What has always seemed to me self-defeating and self-disrespecting is advocates for Israel ourselves using terms designed to delegitimize the Jewish homeland of Israel.  Upper-case-e “East” Jerusalem instead of, e.g., “eastern” Jerusalem; “West Bank” instead of Judea-Samaria; “1967 borders” instead of 1949 ceasefire lines; and “the Palestinians” (as though Israeli Jews aren’t Palestinian, i.e., legally resident in Palestine) instead of “Palestinian Arabs” come to mind.

This week, though, independent journalist Arlene Kushner, writing “From Israel: Getting to Better” (8/25/17), used the right terms.  Look with me through some of her word choices.  You may find it refreshing, and perhaps take heart in using the correct terms yourself.  (Emphasis added throughout)

***  Referring to Palestinian Arab claims to historic Jerusalem for their claimed state’s capital, Kushner calls it “eastern Jerusalem,” not “East Jerusalem.”  (paragraph 7)

***  Referring in that same sentence to Palestinian Arab demands for Israel’s withdrawal, Kushner calls the 1949 Israel-Jordan military ceasefire line “the 1949 armistice line,” not “the 1967 border.”

***  The term “West Bank” does not appear in Kushner’s 43-paragraph article.  “Judea and Samaria” appears in paragraphs 35, 39 (twice) and 41.  The discussion here is on a new Israeli law and court case dealing with subsequent establishment by Arabs of claim to real estate in Judea-Samaria on which Israelis had built in good faith.  Court rulings had been that the Israelis’ buildings had to be demolished.  But the new law and government position is that compensation should be paid under eminent domain instead, in conformity with how such cases are resolved in the West.  Kushner concludes: “Israel’s position vis-à-vis Area C of Judea and Samaria has now shifted.”

***  Kushner does not call Israel an “occupier” in Judea-Samaria.  In paragraph 39 she writes that after the 1967 war Israel “voluntarily [emphasis original] assumed responsibility for humanitarian provisions of the Hague and Geneva Conventions … as if  [emphasis original] it was a belligerent occupier in Judea and Samaria, for humanitrarian purposes.”

***  Kushner did not use the word “settlements” on her own.  She did use it in quotes in referencing a question posed to visiting Jared Kushner by an Abbas aide (par. 10), and with a capital ‘S’ in referencing the name of the new Israeli law (par. 35).  The terms she does use are “Jewish houses” and “Jewish building” (par. 35) and again “Jewish houses” (par. 39).

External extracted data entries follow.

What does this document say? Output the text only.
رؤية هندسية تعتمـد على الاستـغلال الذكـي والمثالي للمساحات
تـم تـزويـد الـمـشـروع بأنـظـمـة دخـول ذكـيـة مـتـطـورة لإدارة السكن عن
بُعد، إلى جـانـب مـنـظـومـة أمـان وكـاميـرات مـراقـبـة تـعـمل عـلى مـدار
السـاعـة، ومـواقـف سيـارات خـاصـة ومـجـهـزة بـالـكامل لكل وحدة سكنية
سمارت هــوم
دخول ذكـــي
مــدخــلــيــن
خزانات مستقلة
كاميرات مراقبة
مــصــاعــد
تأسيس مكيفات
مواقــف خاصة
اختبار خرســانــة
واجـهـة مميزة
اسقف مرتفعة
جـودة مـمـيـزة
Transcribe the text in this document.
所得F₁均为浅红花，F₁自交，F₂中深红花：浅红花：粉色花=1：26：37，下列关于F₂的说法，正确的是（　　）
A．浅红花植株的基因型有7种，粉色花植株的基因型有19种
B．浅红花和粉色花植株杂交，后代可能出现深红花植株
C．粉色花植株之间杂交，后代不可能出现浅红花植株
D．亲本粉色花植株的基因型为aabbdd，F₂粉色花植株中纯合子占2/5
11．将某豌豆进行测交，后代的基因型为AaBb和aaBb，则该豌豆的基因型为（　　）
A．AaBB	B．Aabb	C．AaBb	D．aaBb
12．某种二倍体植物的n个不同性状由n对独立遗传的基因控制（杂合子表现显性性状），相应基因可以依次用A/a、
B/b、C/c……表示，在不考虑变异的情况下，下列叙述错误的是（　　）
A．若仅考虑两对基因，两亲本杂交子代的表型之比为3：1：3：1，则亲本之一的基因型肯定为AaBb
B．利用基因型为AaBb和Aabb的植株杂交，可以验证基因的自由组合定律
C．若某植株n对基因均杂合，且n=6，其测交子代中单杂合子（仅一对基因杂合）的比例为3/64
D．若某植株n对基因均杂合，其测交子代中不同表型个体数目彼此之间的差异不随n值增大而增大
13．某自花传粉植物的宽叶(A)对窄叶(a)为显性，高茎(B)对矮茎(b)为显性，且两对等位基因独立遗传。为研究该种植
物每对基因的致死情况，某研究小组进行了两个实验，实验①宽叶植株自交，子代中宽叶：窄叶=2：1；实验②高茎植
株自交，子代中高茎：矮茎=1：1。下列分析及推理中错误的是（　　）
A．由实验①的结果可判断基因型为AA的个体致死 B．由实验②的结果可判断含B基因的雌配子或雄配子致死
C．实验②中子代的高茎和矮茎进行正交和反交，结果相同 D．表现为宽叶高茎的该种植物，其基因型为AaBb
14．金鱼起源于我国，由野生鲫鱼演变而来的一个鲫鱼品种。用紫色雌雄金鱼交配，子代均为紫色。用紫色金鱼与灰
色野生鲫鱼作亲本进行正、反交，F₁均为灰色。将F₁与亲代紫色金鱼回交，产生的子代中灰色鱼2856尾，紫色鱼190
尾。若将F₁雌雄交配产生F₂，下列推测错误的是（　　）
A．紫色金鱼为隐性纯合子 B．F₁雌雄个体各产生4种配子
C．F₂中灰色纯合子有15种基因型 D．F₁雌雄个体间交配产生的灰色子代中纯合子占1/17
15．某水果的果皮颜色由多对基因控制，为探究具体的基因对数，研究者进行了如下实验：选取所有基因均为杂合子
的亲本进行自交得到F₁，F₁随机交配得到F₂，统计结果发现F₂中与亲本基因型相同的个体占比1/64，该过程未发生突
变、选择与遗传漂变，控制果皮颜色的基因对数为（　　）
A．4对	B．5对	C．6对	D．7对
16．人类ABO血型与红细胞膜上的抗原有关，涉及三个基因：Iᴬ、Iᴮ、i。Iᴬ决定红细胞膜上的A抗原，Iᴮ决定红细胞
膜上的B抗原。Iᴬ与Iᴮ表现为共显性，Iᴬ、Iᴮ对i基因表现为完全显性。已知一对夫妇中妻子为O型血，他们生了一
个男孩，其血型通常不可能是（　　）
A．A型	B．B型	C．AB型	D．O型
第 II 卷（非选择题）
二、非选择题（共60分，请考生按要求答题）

***  How Kushner refers to the Jews and Arabs of Palestine, while not totally consistent, is encouraging.  In paragraph 15, she refers to the two parties to the peace negotiations as “Israel and the PA,” not Israel and “the Palestinians,” which is good.  In pargraph 19, she says “the Palestinian Arabs [not “the Palestinians”] want their own Balfour Declaration, so to speak.”  In paragraph 24, she directly quotes a PA official referring to “the Palestinians.”  In paragraph 37, dealing with the new law replacing demolition of Jewish houses on subsequently claimed Arab land with compensation of the Arabs through eminent domain, she writes: “The State says this is `the only fair solution for Jews and Palestinian Arabs alike ….”  All this is good, but then she ends paragraph 39 by stating what the law had been in these terms: “… thus the Court consistently ruled that Jewish houses on Palestinian property had to be demolished.”

***  Finally, she’s not afraid of the place-name “Palestine.”  Paragraph 20: “In November we will be celebrating the 100th anniversary of the Balfour Declaration, in which the British government for the first time recognized Palestine as a homeland for the Jewish people.”

Given that even so many Jews habitually use Jew-demeaning terms like “East Jerusalem … 1967 borders … West Bank… occupation … settlements … The Palestinians, etc.” it seems almost heresy to say “Judea-Samaria, 1949 armistice lines, Palestinian Arabs, etc.”  It’s almost like questioning the sacredness of The Two-State Solution.  From standpoints of self-respect and making the Jewish homeland case, our task is to commit these heresies until they’re no longer heresies.